Even programs that you may not even think of as conservative have come from the right. The earned income tax credit (EITC), for example, is Milton Friedman’s negative income tax. It’s the right’s alternative to the welfare state. The common currency of the European Union was the brainchild of the Wall Street Journal’s favorite economist: Robert Mundell. Both Hillary Clinton’s and Barack Obama’s health reform plans were based on the model of managed competition ― which relies on artificial markets, not government, to allocate health care resources. Although I’m not a fan of this approach, the idea came from Stanford University professor Alain Enthoven and was promoted by the Heritage Foundation ― both strong critics of the British National Health Service and the Canadian health care system.

Here’s the brutal truth. The left has no idea what to do about our failing public schools. It has no solution to the problem of entitlement spending. It has no earthly idea what to do about all the problems in our health care system. There is no coherent proposal on the left to reform the tax system. I think it is no exaggeration to say that the left has no ideas. Period.

In some ways this is understandable. The 20th century was one long experiment in left-wing ideas. By “left-wing” I am including the national socialism of Nazi Germany and fascist Italy. I am also including early 20th century progressivism, including the desire to re-make public education and purify the gene pool. I am also including everything on the “left” that the left refers to as “left.”

So what was the result of all that? Failure. The left all over the world was wrong about everything. They were wrong about communism. They were wrong about socialism. They were wrong about progressivism. They were wrong about the welfare state.

Throughout the entire 20th century, what did the left consider its intellectual rival? Classical liberalism. That was the political philosophy of our founding fathers. It was classical liberalism that eliminated slavery from the civilized world, gave us women’s suffrage, and extended economic and political freedom to people all over the globe.

The contrast between these two worldviews could not be more stark. The classical liberals believed the state should be the servant of free men. The 20th century left believed that men should serve the state. The results are in. The 20th century was the century of economic instability, depression and war. The 19th century was the century of price stability, economic growth and relative international peace. The 20th century was the century of dictatorship and genocide on an unimaginable scale ― with 125 million people killed by their own governments! The 19th century was a century of liberation and increasing personal freedom.
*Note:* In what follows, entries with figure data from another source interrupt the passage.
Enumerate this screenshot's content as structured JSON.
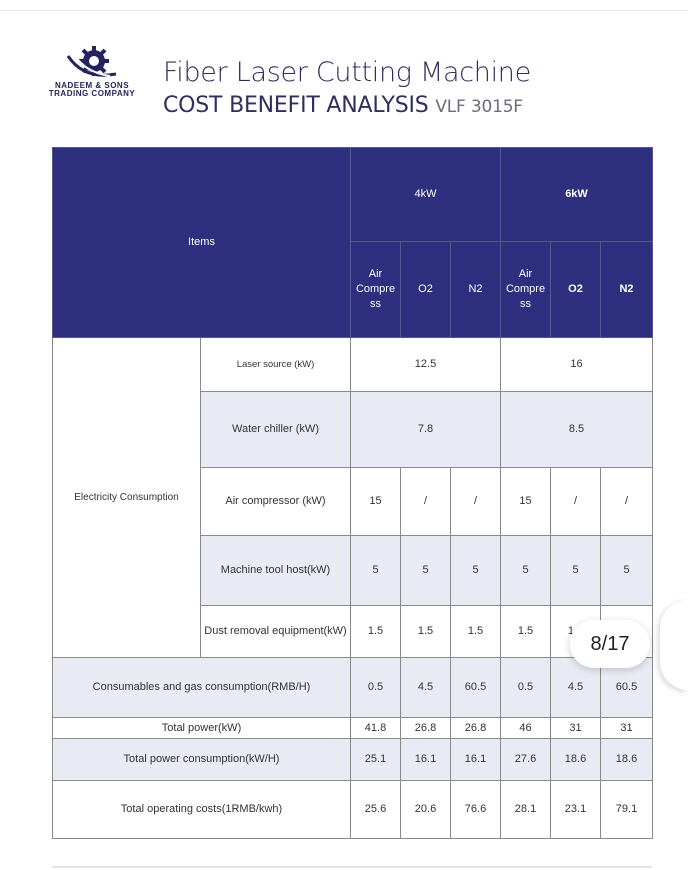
{
  "logo": {
    "line1": "NADEEM & SONS",
    "line2": "TRADING COMPANY",
    "icon": "gear-icon"
  },
  "title": {
    "main": "Fiber Laser Cutting Machine",
    "sub": "COST BENEFIT ANALYSIS",
    "model": "VLF 3015F"
  },
  "colors": {
    "header": "#2e2f7f",
    "stripe": "#e8ebf4"
  },
  "table": {
    "items_header": "Items",
    "groups": [
      "4kW",
      "6kW"
    ],
    "subcols": [
      "Air Compre ss",
      "O2",
      "N2",
      "Air Compre ss",
      "O2",
      "N2"
    ],
    "electricity_label": "Electricity Consumption",
    "rows": {
      "laser": {
        "label": "Laser source (kW)",
        "v4": "12.5",
        "v6": "16"
      },
      "chiller": {
        "label": "Water chiller (kW)",
        "v4": "7.8",
        "v6": "8.5"
      },
      "aircomp": {
        "label": "Air compressor (kW)",
        "vals": [
          "15",
          "/",
          "/",
          "15",
          "/",
          "/"
        ]
      },
      "machine": {
        "label": "Machine tool host(kW)",
        "vals": [
          "5",
          "5",
          "5",
          "5",
          "5",
          "5"
        ]
      },
      "dust": {
        "label": "Dust removal equipment(kW)",
        "vals": [
          "1.5",
          "1.5",
          "1.5",
          "1.5",
          "1.5",
          "1.5"
        ]
      },
      "consumables": {
        "label": "Consumables and gas consumption(RMB/H)",
        "vals": [
          "0.5",
          "4.5",
          "60.5",
          "0.5",
          "4.5",
          "60.5"
        ]
      },
      "total_power": {
        "label": "Total power(kW)",
        "vals": [
          "41.8",
          "26.8",
          "26.8",
          "46",
          "31",
          "31"
        ]
      },
      "total_consumption": {
        "label": "Total power consumption(kW/H)",
        "vals": [
          "25.1",
          "16.1",
          "16.1",
          "27.6",
          "18.6",
          "18.6"
        ]
      },
      "total_cost": {
        "label": "Total operating costs(1RMB/kwh)",
        "vals": [
          "25.6",
          "20.6",
          "76.6",
          "28.1",
          "23.1",
          "79.1"
        ]
      }
    }
  },
  "page_indicator": "8/17"
}
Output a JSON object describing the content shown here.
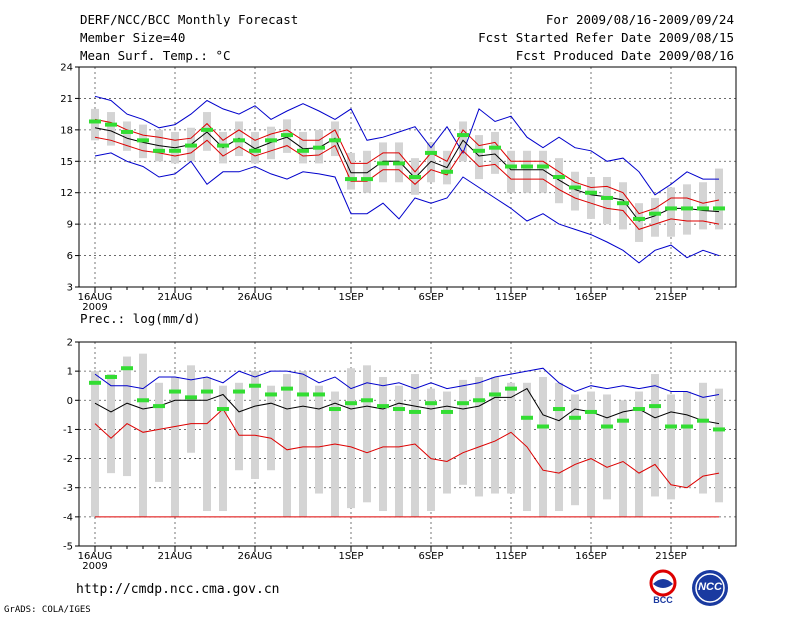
{
  "header": {
    "title": "DERF/NCC/BCC Monthly Forecast",
    "member_size": "Member Size=40",
    "variable": "Mean Surf. Temp.: °C",
    "period": "For 2009/08/16-2009/09/24",
    "started": "Fcst Started Refer Date 2009/08/15",
    "produced": "Fcst Produced Date 2009/08/16"
  },
  "footer": {
    "url": "http://cmdp.ncc.cma.gov.cn",
    "grads": "GrADS: COLA/IGES",
    "logo1": "BCC",
    "logo2": "NCC"
  },
  "colors": {
    "box": "#d4d4d4",
    "envelope": "#0000cc",
    "band": "#dd0000",
    "mean": "#000000",
    "median": "#33dd33"
  },
  "chart_data": [
    {
      "type": "box-plume",
      "title": "Mean Surf. Temp.: °C",
      "xlabel": "",
      "ylabel": "",
      "ylim": [
        3,
        24
      ],
      "yticks": [
        3,
        6,
        9,
        12,
        15,
        18,
        21,
        24
      ],
      "x_tick_labels": [
        "16AUG",
        "21AUG",
        "26AUG",
        "1SEP",
        "6SEP",
        "11SEP",
        "16SEP",
        "21SEP"
      ],
      "x_tick_days": [
        0,
        5,
        10,
        16,
        21,
        26,
        31,
        36
      ],
      "x_year_label": "2009",
      "days": 40,
      "series": [
        {
          "name": "max",
          "values": [
            21.2,
            20.8,
            19.5,
            19.0,
            18.2,
            18.5,
            19.5,
            20.8,
            20.0,
            19.5,
            20.3,
            19.0,
            19.8,
            20.5,
            19.8,
            19.0,
            20.0,
            17.0,
            17.3,
            17.8,
            18.3,
            16.3,
            18.3,
            15.8,
            20.0,
            18.8,
            19.3,
            17.3,
            16.3,
            17.3,
            16.3,
            16.0,
            15.0,
            15.3,
            14.0,
            11.8,
            12.8,
            14.0,
            13.3,
            13.3
          ]
        },
        {
          "name": "upper",
          "values": [
            19.0,
            18.7,
            18.0,
            17.5,
            17.3,
            17.0,
            17.2,
            18.6,
            17.0,
            18.0,
            17.0,
            17.6,
            18.0,
            17.0,
            17.0,
            18.0,
            14.8,
            14.8,
            15.8,
            15.8,
            14.0,
            15.8,
            15.0,
            18.0,
            16.5,
            16.8,
            15.0,
            15.0,
            15.0,
            14.0,
            13.0,
            12.5,
            12.6,
            12.0,
            10.0,
            10.5,
            11.5,
            11.5,
            11.0,
            11.3
          ]
        },
        {
          "name": "mean",
          "values": [
            18.2,
            17.9,
            17.2,
            16.8,
            16.5,
            16.3,
            16.6,
            17.8,
            16.3,
            17.2,
            16.2,
            16.8,
            17.3,
            16.2,
            16.3,
            17.2,
            13.9,
            13.9,
            15.0,
            15.0,
            13.4,
            15.0,
            14.4,
            17.0,
            15.5,
            15.7,
            14.2,
            14.2,
            14.2,
            13.2,
            12.3,
            11.8,
            11.6,
            11.3,
            9.3,
            9.8,
            10.5,
            10.5,
            10.3,
            10.2
          ]
        },
        {
          "name": "lower",
          "values": [
            17.3,
            17.0,
            16.5,
            16.0,
            15.8,
            15.5,
            15.8,
            17.0,
            15.5,
            16.4,
            15.5,
            16.0,
            16.5,
            15.5,
            15.6,
            16.5,
            13.1,
            13.1,
            14.2,
            14.2,
            12.8,
            14.2,
            13.7,
            16.0,
            14.5,
            14.7,
            13.3,
            13.3,
            13.3,
            12.3,
            11.5,
            11.0,
            10.5,
            10.3,
            8.5,
            9.0,
            9.5,
            9.3,
            9.3,
            9.0
          ]
        },
        {
          "name": "min",
          "values": [
            15.5,
            15.8,
            15.0,
            14.5,
            13.5,
            13.8,
            15.0,
            12.8,
            14.0,
            14.0,
            14.5,
            13.8,
            13.3,
            14.0,
            13.8,
            13.5,
            10.0,
            10.0,
            11.0,
            9.5,
            11.5,
            11.0,
            11.5,
            13.5,
            12.5,
            11.5,
            10.5,
            9.3,
            10.0,
            9.0,
            8.5,
            8.0,
            7.3,
            6.5,
            5.3,
            6.5,
            7.0,
            5.8,
            6.5,
            6.0
          ]
        },
        {
          "name": "median",
          "values": [
            18.8,
            18.5,
            17.8,
            17.0,
            16.0,
            16.0,
            16.5,
            18.0,
            16.5,
            17.0,
            16.0,
            17.0,
            17.5,
            16.0,
            16.3,
            17.0,
            13.3,
            13.3,
            14.8,
            14.8,
            13.5,
            15.8,
            14.0,
            17.5,
            16.0,
            16.3,
            14.5,
            14.5,
            14.5,
            13.5,
            12.5,
            12.0,
            11.5,
            11.0,
            9.5,
            10.0,
            10.5,
            10.5,
            10.5,
            10.5
          ]
        },
        {
          "name": "box_top",
          "values": [
            20.0,
            19.7,
            18.8,
            18.5,
            18.0,
            17.8,
            18.2,
            19.7,
            17.8,
            18.8,
            17.8,
            18.3,
            19.0,
            17.8,
            18.0,
            18.8,
            15.8,
            16.0,
            16.8,
            16.8,
            15.3,
            16.8,
            16.0,
            18.8,
            17.5,
            17.8,
            16.0,
            16.0,
            16.0,
            15.3,
            14.0,
            13.5,
            13.5,
            13.0,
            11.0,
            11.5,
            12.5,
            12.8,
            13.0,
            14.3
          ]
        },
        {
          "name": "box_bottom",
          "values": [
            17.0,
            16.5,
            16.0,
            15.3,
            15.0,
            14.8,
            15.0,
            16.0,
            14.8,
            15.5,
            14.8,
            15.2,
            15.8,
            14.8,
            14.8,
            15.5,
            12.3,
            12.0,
            13.0,
            13.0,
            11.8,
            13.0,
            12.8,
            15.0,
            13.3,
            13.8,
            12.0,
            12.0,
            12.0,
            11.0,
            10.3,
            9.5,
            9.0,
            8.5,
            7.3,
            7.8,
            7.8,
            8.0,
            8.5,
            8.5
          ]
        }
      ]
    },
    {
      "type": "box-plume",
      "title": "Prec.: log(mm/d)",
      "xlabel": "",
      "ylabel": "",
      "ylim": [
        -5,
        2
      ],
      "yticks": [
        -5,
        -4,
        -3,
        -2,
        -1,
        0,
        1,
        2
      ],
      "x_tick_labels": [
        "16AUG",
        "21AUG",
        "26AUG",
        "1SEP",
        "6SEP",
        "11SEP",
        "16SEP",
        "21SEP"
      ],
      "x_tick_days": [
        0,
        5,
        10,
        16,
        21,
        26,
        31,
        36
      ],
      "x_year_label": "2009",
      "days": 40,
      "series": [
        {
          "name": "max",
          "values": [
            0.9,
            0.5,
            0.5,
            0.4,
            0.8,
            0.8,
            0.7,
            0.8,
            0.6,
            1.0,
            0.8,
            1.0,
            1.0,
            0.9,
            0.6,
            0.8,
            0.4,
            0.6,
            0.5,
            0.6,
            0.4,
            0.6,
            0.4,
            0.5,
            0.6,
            0.8,
            0.9,
            1.0,
            1.1,
            0.6,
            0.3,
            0.5,
            0.4,
            0.5,
            0.4,
            0.5,
            0.3,
            0.3,
            0.1,
            0.2
          ]
        },
        {
          "name": "mean",
          "values": [
            -0.1,
            -0.4,
            -0.1,
            -0.3,
            -0.2,
            0.0,
            0.0,
            0.0,
            0.2,
            -0.4,
            -0.2,
            -0.1,
            -0.3,
            -0.2,
            -0.3,
            -0.1,
            -0.3,
            -0.2,
            -0.3,
            -0.1,
            -0.2,
            -0.3,
            -0.2,
            -0.3,
            -0.2,
            0.1,
            0.1,
            0.4,
            -0.5,
            -0.7,
            -0.3,
            -0.4,
            -0.6,
            -0.4,
            -0.3,
            -0.6,
            -0.4,
            -0.5,
            -0.7,
            -0.8
          ]
        },
        {
          "name": "min_red",
          "values": [
            -0.8,
            -1.3,
            -0.8,
            -1.1,
            -1.0,
            -0.9,
            -0.8,
            -0.8,
            -0.3,
            -1.2,
            -1.2,
            -1.3,
            -1.7,
            -1.6,
            -1.6,
            -1.5,
            -1.6,
            -1.8,
            -1.6,
            -1.6,
            -1.5,
            -2.0,
            -2.1,
            -1.8,
            -1.6,
            -1.4,
            -1.1,
            -1.6,
            -2.4,
            -2.5,
            -2.2,
            -2.0,
            -2.3,
            -2.1,
            -2.5,
            -2.2,
            -2.9,
            -3.0,
            -2.6,
            -2.5
          ]
        },
        {
          "name": "floor",
          "values": [
            -4,
            -4,
            -4,
            -4,
            -4,
            -4,
            -4,
            -4,
            -4,
            -4,
            -4,
            -4,
            -4,
            -4,
            -4,
            -4,
            -4,
            -4,
            -4,
            -4,
            -4,
            -4,
            -4,
            -4,
            -4,
            -4,
            -4,
            -4,
            -4,
            -4,
            -4,
            -4,
            -4,
            -4,
            -4,
            -4,
            -4,
            -4,
            -4,
            -4
          ]
        },
        {
          "name": "median",
          "values": [
            0.6,
            0.8,
            1.1,
            0.0,
            -0.2,
            0.3,
            0.1,
            0.3,
            -0.3,
            0.3,
            0.5,
            0.2,
            0.4,
            0.2,
            0.2,
            -0.3,
            -0.1,
            0.0,
            -0.2,
            -0.3,
            -0.4,
            -0.1,
            -0.4,
            -0.1,
            0.0,
            0.2,
            0.4,
            -0.6,
            -0.9,
            -0.3,
            -0.6,
            -0.4,
            -0.9,
            -0.7,
            -0.3,
            -0.2,
            -0.9,
            -0.9,
            -0.7,
            -1.0
          ]
        },
        {
          "name": "box_top",
          "values": [
            1.0,
            0.9,
            1.5,
            1.6,
            0.6,
            0.8,
            1.2,
            0.8,
            0.5,
            0.6,
            1.0,
            0.5,
            0.9,
            1.0,
            0.5,
            0.3,
            1.1,
            1.2,
            0.8,
            0.5,
            0.9,
            0.4,
            0.3,
            0.7,
            0.8,
            0.8,
            0.6,
            0.6,
            0.8,
            0.6,
            0.2,
            0.3,
            0.2,
            0.0,
            0.3,
            0.9,
            0.2,
            0.3,
            0.6,
            0.4
          ]
        },
        {
          "name": "box_bottom",
          "values": [
            -4.0,
            -2.5,
            -2.6,
            -4.0,
            -2.8,
            -4.0,
            -1.8,
            -3.8,
            -3.8,
            -2.4,
            -2.7,
            -2.4,
            -4.0,
            -4.0,
            -3.2,
            -4.0,
            -3.7,
            -3.5,
            -3.8,
            -4.0,
            -4.0,
            -3.8,
            -3.2,
            -2.9,
            -3.3,
            -3.2,
            -3.2,
            -3.8,
            -4.0,
            -3.8,
            -3.6,
            -4.0,
            -3.4,
            -4.0,
            -4.0,
            -3.3,
            -3.4,
            -3.0,
            -3.2,
            -3.5
          ]
        }
      ]
    }
  ]
}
By the last quarter of the 20th century, people all over the world realized that a huge mistake had been made. Communism was dismantled almost everywhere. Countries began instituting the flat tax, private social security accounts and even school vouchers. They began privatizing, deregulating and freeing up markets.

There are still some intellectual holdouts, however. Inevitably, they are reactionaries ― seeking a return to the failed policies of the past.

New York Times columnist Paul Krugman writes longingly about the post-World War II years when the highest marginal tax rate was 91 percent, when far more workers were in labor unions and when government regulation was pervasive. (Did you know that in those years the government would not allow a bank to pay you interest on your checking account balance, dictated what interest rate they could pay on your savings account and prohibited the average citizen from even buying a Treasury bill?) Krugman also pines wistfully about the Roosevelt years, when the federal government tried to immitate Italian fascism by forcing every industry and trade to form cartels and set prices and output in virtually every market ― just like the medieval guilds.

Sorry, this is not serious thinking in anyone’s book.